“Muhammadkan hamba ya Rabbi….. disetiap tarikan nafas dan langkah kaki…”
Potongan syair musikalisasi pusi Emha Ainun Nadjib ini, bermakna sangat dalam, nyaris tak bisa tergapai untuk seorang sepertiku. Sair ini juga yang dilantunkan oleh Ketua Yayasan Muthahhari, Bapak Iqbal Fauzi Rakhmat ketika peringatan mawlid Yayasan Sabtu, 23 Oktober 2021 lalu. Secara subjektif saya tafsirkan sebagai doa. Doa dari seorang pemimpin Yayasan untuk seluruh komponen dibawahnya. Agar dapat dipermudah dalam “meMuhammadkan” dirinya, seperti bumi dan matahari yang patuh dan setia. Seperti siang dan malam-Nya yang bekerja sama
Bumi dan matahari, adalah bagian dari makrocosmos terindah, didalamnya tersusun rapi yang selalu berjalan dengan perhatian, dan tak pernah luput dari sentuh-Nya.
Berbicara bumi takkan bisa dinafikkan bahwa kita harus berbicara (baca: memperhatikan) yang ada di dalamnya. Minimal disekitar kita. Di situ ada tumbuhan, ada hewan/binatang, ada alam yang indah, terkhusus ada manusia dengan berbagai karakteristiknya ragam budaya dan etnisnya.

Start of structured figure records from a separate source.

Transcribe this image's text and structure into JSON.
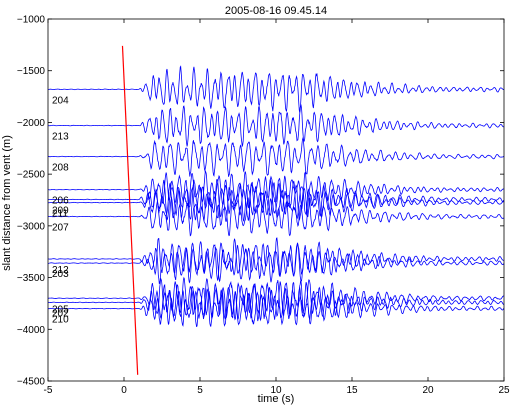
{
  "chart_data": {
    "type": "line",
    "title": "2005-08-16 09.45.14",
    "xlabel": "time (s)",
    "ylabel": "slant distance from vent (m)",
    "xlim": [
      -5,
      25
    ],
    "ylim": [
      -4500,
      -1000
    ],
    "xticks": [
      -5,
      0,
      5,
      10,
      15,
      20,
      25
    ],
    "yticks": [
      -4500,
      -4000,
      -3500,
      -3000,
      -2500,
      -2000,
      -1500,
      -1000
    ],
    "grid": false,
    "trace_color": "#0000ff",
    "onset_color": "#ff0000",
    "onset_line": {
      "x": [
        -0.1,
        0.9
      ],
      "y": [
        -1260,
        -4440
      ]
    },
    "traces": [
      {
        "label": "204",
        "offset": -1680,
        "amp": 200
      },
      {
        "label": "213",
        "offset": -2030,
        "amp": 190
      },
      {
        "label": "208",
        "offset": -2330,
        "amp": 180
      },
      {
        "label": "206",
        "offset": -2650,
        "amp": 170
      },
      {
        "label": "209",
        "offset": -2745,
        "amp": 190
      },
      {
        "label": "211",
        "offset": -2775,
        "amp": 180
      },
      {
        "label": "207",
        "offset": -2910,
        "amp": 180
      },
      {
        "label": "212",
        "offset": -3320,
        "amp": 190
      },
      {
        "label": "203",
        "offset": -3360,
        "amp": 180
      },
      {
        "label": "205",
        "offset": -3700,
        "amp": 200
      },
      {
        "label": "202",
        "offset": -3740,
        "amp": 190
      },
      {
        "label": "210",
        "offset": -3800,
        "amp": 190
      }
    ]
  }
}
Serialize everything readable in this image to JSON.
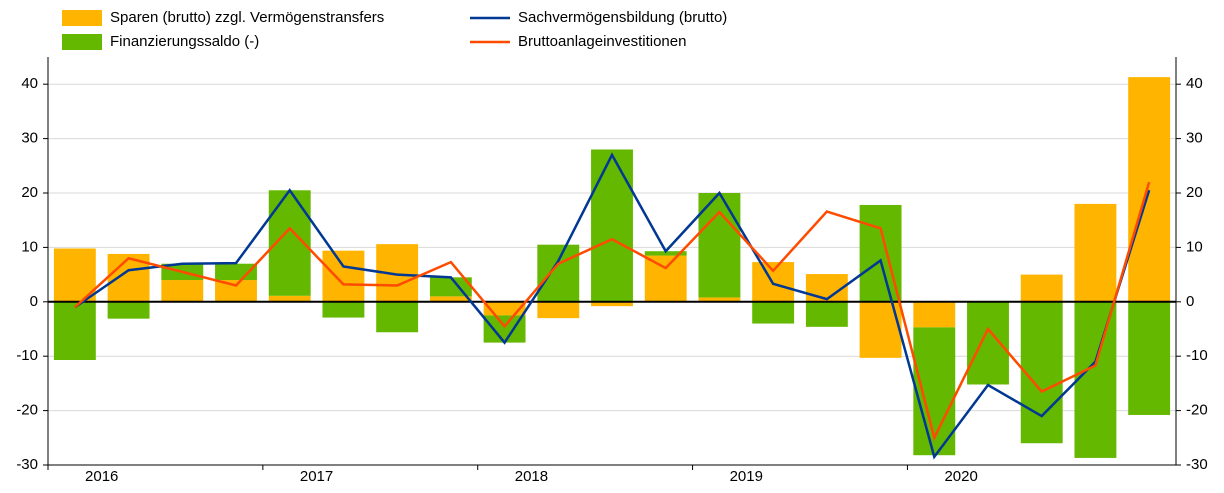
{
  "chart_data": {
    "type": "bar_line",
    "categories": [
      "2016",
      null,
      null,
      null,
      "2017",
      null,
      null,
      null,
      "2018",
      null,
      null,
      null,
      "2019",
      null,
      null,
      null,
      "2020",
      null,
      null,
      null,
      null
    ],
    "series": [
      {
        "name": "Sparen (brutto) zzgl. Vermögenstransfers",
        "kind": "bar",
        "color": "#ffb400",
        "values": [
          9.8,
          8.8,
          4.0,
          4.0,
          1.1,
          9.4,
          10.6,
          1.0,
          -2.5,
          -3.0,
          -0.8,
          8.5,
          0.8,
          7.3,
          5.1,
          -10.3,
          -4.7,
          0,
          5.0,
          18.0,
          41.3
        ]
      },
      {
        "name": "Finanzierungssaldo (-)",
        "kind": "bar",
        "color": "#65b800",
        "values": [
          -10.7,
          -3.1,
          3.0,
          3.0,
          19.4,
          -2.9,
          -5.6,
          3.5,
          -5.0,
          10.5,
          28.0,
          0.8,
          19.2,
          -4.0,
          -4.6,
          17.8,
          -23.5,
          -15.2,
          -26.0,
          -28.7,
          -20.8
        ]
      },
      {
        "name": "Sachvermögensbildung (brutto)",
        "kind": "line",
        "color": "#003894",
        "values": [
          -1.0,
          5.8,
          7.0,
          7.1,
          20.5,
          6.5,
          5.0,
          4.5,
          -7.5,
          7.5,
          27.0,
          9.3,
          20.0,
          3.3,
          0.5,
          7.6,
          -28.5,
          -15.3,
          -21.0,
          -11.0,
          20.5
        ]
      },
      {
        "name": "Bruttoanlageinvestitionen",
        "kind": "line",
        "color": "#ff4b00",
        "values": [
          -1.0,
          8.0,
          5.5,
          3.0,
          13.5,
          3.2,
          3.0,
          7.3,
          -4.5,
          7.0,
          11.5,
          6.2,
          16.5,
          5.7,
          16.6,
          13.5,
          -25.0,
          -5.0,
          -16.5,
          -11.7,
          22.0
        ]
      }
    ],
    "ylim": [
      -30,
      45
    ],
    "yticks": [
      -30,
      -20,
      -10,
      0,
      10,
      20,
      30,
      40
    ],
    "grid": true
  }
}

Inilah (mungkin) yang diaharapkan oleh Ketua Yayasan ketika memulih melantunkan syair itu. Harapannya agar dianugerahi keadilan untuk semua yang berada dalam tanggungannya dan dapat menempatkan setiap komponen sesuai dengan kodratnya. Muhammad hamba ya Rabbi…!?

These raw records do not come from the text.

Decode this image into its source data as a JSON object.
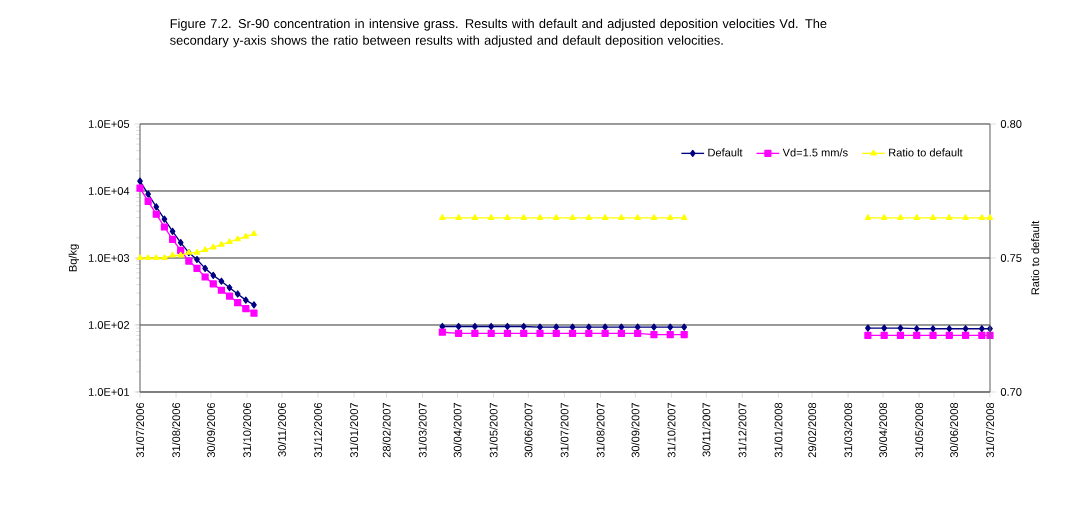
{
  "chart_data": {
    "type": "line",
    "title": "Figure 7.2. Sr-90 concentration in intensive grass. Results with default and adjusted deposition velocities Vd. The secondary y-axis shows the ratio between results with adjusted and default deposition velocities.",
    "ylabel": "Bq/kg",
    "y2label": "Ratio to default",
    "x": [
      "2006-07-31",
      "2006-08-07",
      "2006-08-14",
      "2006-08-21",
      "2006-08-28",
      "2006-09-04",
      "2006-09-11",
      "2006-09-18",
      "2006-09-25",
      "2006-10-02",
      "2006-10-09",
      "2006-10-16",
      "2006-10-23",
      "2006-10-30",
      "2006-11-06",
      "2007-01-15",
      "2007-04-17",
      "2007-05-01",
      "2007-05-15",
      "2007-05-29",
      "2007-06-12",
      "2007-06-26",
      "2007-07-10",
      "2007-07-24",
      "2007-08-07",
      "2007-08-21",
      "2007-09-04",
      "2007-09-18",
      "2007-10-02",
      "2007-10-16",
      "2007-10-30",
      "2007-11-11",
      "2008-01-15",
      "2008-04-17",
      "2008-05-01",
      "2008-05-15",
      "2008-05-29",
      "2008-06-12",
      "2008-06-26",
      "2008-07-10",
      "2008-07-24",
      "2008-07-31"
    ],
    "series": [
      {
        "name": "Default",
        "color": "#000080",
        "marker": "diamond",
        "values": [
          14000,
          9000,
          5800,
          3800,
          2500,
          1700,
          1200,
          950,
          700,
          550,
          450,
          360,
          290,
          235,
          200,
          null,
          95,
          95,
          95,
          95,
          95,
          95,
          93,
          93,
          93,
          93,
          93,
          93,
          93,
          93,
          93,
          93,
          null,
          90,
          90,
          90,
          88,
          88,
          88,
          88,
          88,
          88
        ]
      },
      {
        "name": "Vd=1.5 mm/s",
        "color": "#ff00ff",
        "marker": "square",
        "values": [
          11000,
          7000,
          4500,
          2900,
          1900,
          1300,
          900,
          700,
          520,
          410,
          330,
          270,
          215,
          175,
          150,
          null,
          78,
          75,
          75,
          75,
          75,
          75,
          75,
          75,
          75,
          75,
          75,
          75,
          75,
          72,
          72,
          72,
          null,
          70,
          70,
          70,
          70,
          70,
          70,
          70,
          70,
          70
        ]
      },
      {
        "name": "Ratio to default",
        "color": "#ffff00",
        "marker": "triangle",
        "axis": "y2",
        "values": [
          0.75,
          0.75,
          0.75,
          0.75,
          0.751,
          0.751,
          0.752,
          0.752,
          0.753,
          0.754,
          0.755,
          0.756,
          0.757,
          0.758,
          0.759,
          null,
          0.765,
          0.765,
          0.765,
          0.765,
          0.765,
          0.765,
          0.765,
          0.765,
          0.765,
          0.765,
          0.765,
          0.765,
          0.765,
          0.765,
          0.765,
          0.765,
          null,
          0.765,
          0.765,
          0.765,
          0.765,
          0.765,
          0.765,
          0.765,
          0.765,
          0.765
        ]
      }
    ],
    "xlim": [
      "2006-07-31",
      "2008-07-31"
    ],
    "xticks": [
      {
        "value": "2006-07-31",
        "label": "31/07/2006"
      },
      {
        "value": "2006-08-31",
        "label": "31/08/2006"
      },
      {
        "value": "2006-09-30",
        "label": "30/09/2006"
      },
      {
        "value": "2006-10-31",
        "label": "31/10/2006"
      },
      {
        "value": "2006-11-30",
        "label": "30/11/2006"
      },
      {
        "value": "2006-12-31",
        "label": "31/12/2006"
      },
      {
        "value": "2007-01-31",
        "label": "31/01/2007"
      },
      {
        "value": "2007-02-28",
        "label": "28/02/2007"
      },
      {
        "value": "2007-03-31",
        "label": "31/03/2007"
      },
      {
        "value": "2007-04-30",
        "label": "30/04/2007"
      },
      {
        "value": "2007-05-31",
        "label": "31/05/2007"
      },
      {
        "value": "2007-06-30",
        "label": "30/06/2007"
      },
      {
        "value": "2007-07-31",
        "label": "31/07/2007"
      },
      {
        "value": "2007-08-31",
        "label": "31/08/2007"
      },
      {
        "value": "2007-09-30",
        "label": "30/09/2007"
      },
      {
        "value": "2007-10-31",
        "label": "31/10/2007"
      },
      {
        "value": "2007-11-30",
        "label": "30/11/2007"
      },
      {
        "value": "2007-12-31",
        "label": "31/12/2007"
      },
      {
        "value": "2008-01-31",
        "label": "31/01/2008"
      },
      {
        "value": "2008-02-29",
        "label": "29/02/2008"
      },
      {
        "value": "2008-03-31",
        "label": "31/03/2008"
      },
      {
        "value": "2008-04-30",
        "label": "30/04/2008"
      },
      {
        "value": "2008-05-31",
        "label": "31/05/2008"
      },
      {
        "value": "2008-06-30",
        "label": "30/06/2008"
      },
      {
        "value": "2008-07-31",
        "label": "31/07/2008"
      }
    ],
    "ylim": [
      10,
      100000
    ],
    "yticks": [
      {
        "value": 10,
        "label": "1.0E+01"
      },
      {
        "value": 100,
        "label": "1.0E+02"
      },
      {
        "value": 1000,
        "label": "1.0E+03"
      },
      {
        "value": 10000,
        "label": "1.0E+04"
      },
      {
        "value": 100000,
        "label": "1.0E+05"
      }
    ],
    "y2lim": [
      0.7,
      0.8
    ],
    "y2ticks": [
      {
        "value": 0.7,
        "label": "0.70"
      },
      {
        "value": 0.75,
        "label": "0.75"
      },
      {
        "value": 0.8,
        "label": "0.80"
      }
    ],
    "log": "y",
    "grid": "y",
    "legend": "top right",
    "line_style": "solid"
  }
}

Kemasan yang “multiple intelegens” dan untuk Semua
Yayasan Muthahhari yang sejak awal, dalam pendirian sekolahnya bertujuan hendak membekali peserta didiknya memperoleh pengetahuan, bukan hanya ilmu sesui dengan jenjang SD-SMP-SMA, seperti aturan kurikulum
Dinas Pendidikan yang harus disampaikan, tetapi juga berharap setiap muridnya memperoleh pengetahuan, bahkan pengalaman bagaimana menjalankan agama.
Agama yang teritegrasikan dalam pendidikan disini adalah agama praktik pada lini kehidupan. Mereka menggumulkan dengan satu sebutan “empati”.

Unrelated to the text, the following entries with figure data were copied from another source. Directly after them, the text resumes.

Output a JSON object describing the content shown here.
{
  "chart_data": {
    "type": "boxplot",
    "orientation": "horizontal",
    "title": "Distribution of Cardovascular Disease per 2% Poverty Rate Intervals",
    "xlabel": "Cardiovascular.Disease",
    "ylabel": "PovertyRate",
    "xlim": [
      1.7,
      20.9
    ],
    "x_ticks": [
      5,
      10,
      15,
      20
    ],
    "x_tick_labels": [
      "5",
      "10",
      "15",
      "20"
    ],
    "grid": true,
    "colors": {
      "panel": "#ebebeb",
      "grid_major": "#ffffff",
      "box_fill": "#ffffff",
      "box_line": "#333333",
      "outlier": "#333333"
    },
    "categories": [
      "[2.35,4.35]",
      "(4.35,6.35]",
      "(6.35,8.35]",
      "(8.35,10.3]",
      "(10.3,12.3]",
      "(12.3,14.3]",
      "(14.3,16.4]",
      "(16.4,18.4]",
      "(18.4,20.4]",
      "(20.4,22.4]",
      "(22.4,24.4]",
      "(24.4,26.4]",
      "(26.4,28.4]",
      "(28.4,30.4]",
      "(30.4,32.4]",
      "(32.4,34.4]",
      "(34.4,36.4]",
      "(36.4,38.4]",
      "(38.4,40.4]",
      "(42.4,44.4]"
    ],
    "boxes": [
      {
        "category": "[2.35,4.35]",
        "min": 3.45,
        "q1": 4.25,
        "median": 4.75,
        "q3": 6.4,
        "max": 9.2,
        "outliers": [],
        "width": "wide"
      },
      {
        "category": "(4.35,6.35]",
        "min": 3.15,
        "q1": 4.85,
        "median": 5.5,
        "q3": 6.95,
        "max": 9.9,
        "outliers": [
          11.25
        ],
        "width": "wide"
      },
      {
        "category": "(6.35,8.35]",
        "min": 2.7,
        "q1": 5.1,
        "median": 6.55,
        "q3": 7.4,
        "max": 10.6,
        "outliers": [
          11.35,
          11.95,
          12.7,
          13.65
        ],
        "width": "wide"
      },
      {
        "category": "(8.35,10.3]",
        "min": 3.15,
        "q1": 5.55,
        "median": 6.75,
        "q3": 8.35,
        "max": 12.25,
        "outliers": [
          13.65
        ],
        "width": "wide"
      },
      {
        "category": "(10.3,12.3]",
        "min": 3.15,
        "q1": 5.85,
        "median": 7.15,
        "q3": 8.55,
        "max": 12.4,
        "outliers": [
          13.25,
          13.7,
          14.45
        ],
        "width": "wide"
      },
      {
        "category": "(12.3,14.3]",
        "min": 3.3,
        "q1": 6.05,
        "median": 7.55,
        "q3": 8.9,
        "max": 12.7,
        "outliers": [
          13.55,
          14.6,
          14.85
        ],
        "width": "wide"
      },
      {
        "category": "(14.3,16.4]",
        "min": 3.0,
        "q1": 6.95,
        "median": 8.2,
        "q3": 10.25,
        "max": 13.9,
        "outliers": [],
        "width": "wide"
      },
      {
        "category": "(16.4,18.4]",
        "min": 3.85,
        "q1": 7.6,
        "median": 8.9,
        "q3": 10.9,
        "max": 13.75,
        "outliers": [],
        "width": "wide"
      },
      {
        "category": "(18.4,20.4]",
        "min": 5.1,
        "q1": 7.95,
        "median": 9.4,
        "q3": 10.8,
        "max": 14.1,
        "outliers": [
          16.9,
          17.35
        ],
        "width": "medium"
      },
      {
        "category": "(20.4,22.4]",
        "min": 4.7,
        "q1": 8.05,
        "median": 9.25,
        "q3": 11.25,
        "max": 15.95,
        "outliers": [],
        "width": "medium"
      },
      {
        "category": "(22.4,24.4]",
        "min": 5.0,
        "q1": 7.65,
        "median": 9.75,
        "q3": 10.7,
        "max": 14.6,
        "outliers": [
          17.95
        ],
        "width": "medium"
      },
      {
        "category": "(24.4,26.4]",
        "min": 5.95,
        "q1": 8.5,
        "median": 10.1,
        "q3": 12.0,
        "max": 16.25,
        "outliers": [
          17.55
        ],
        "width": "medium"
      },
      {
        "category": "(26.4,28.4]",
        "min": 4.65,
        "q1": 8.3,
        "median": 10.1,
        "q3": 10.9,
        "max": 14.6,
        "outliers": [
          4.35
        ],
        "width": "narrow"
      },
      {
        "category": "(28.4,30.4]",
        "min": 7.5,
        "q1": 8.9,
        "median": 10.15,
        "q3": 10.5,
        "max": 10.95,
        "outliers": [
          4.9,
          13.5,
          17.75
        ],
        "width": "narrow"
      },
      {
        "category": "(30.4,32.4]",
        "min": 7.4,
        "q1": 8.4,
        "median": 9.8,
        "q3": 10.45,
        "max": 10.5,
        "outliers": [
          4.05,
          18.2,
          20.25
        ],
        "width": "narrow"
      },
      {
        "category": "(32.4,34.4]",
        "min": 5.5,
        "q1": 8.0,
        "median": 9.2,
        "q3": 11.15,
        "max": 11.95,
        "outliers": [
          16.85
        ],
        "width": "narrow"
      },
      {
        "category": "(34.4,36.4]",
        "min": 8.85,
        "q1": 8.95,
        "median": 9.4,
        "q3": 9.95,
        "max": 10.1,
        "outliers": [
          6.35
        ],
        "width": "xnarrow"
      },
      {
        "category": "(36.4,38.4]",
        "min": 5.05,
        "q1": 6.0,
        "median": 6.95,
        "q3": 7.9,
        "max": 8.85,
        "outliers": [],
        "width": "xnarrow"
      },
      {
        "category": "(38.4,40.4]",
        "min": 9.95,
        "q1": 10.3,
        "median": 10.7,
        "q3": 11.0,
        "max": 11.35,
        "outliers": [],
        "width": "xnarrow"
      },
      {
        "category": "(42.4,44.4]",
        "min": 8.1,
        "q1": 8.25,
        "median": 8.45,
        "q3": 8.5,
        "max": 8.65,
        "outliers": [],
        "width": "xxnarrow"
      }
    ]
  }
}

Bila seorang murid telah terbiasa dalam melakukan karakter empati ini, bisa dikatakan telah menjalankan tetesan misi Nabi Saw, rahmatan lil alamin, dan berusaha selalu bermanfaat untuk orang banyak. Orang banyak di sini jelas bukan hanya untuk kelomponya tetatpi untuk seluruh manusia. Itu kira-kira tafsir sederhananya.
Pembaca bisa menggali lebih dalam tafsiran itu, sesuai dengan bidang yang hendak diketahui. Yang jelas mawlid sekolah ini, syarat dengan sentuhan multiple intelegens.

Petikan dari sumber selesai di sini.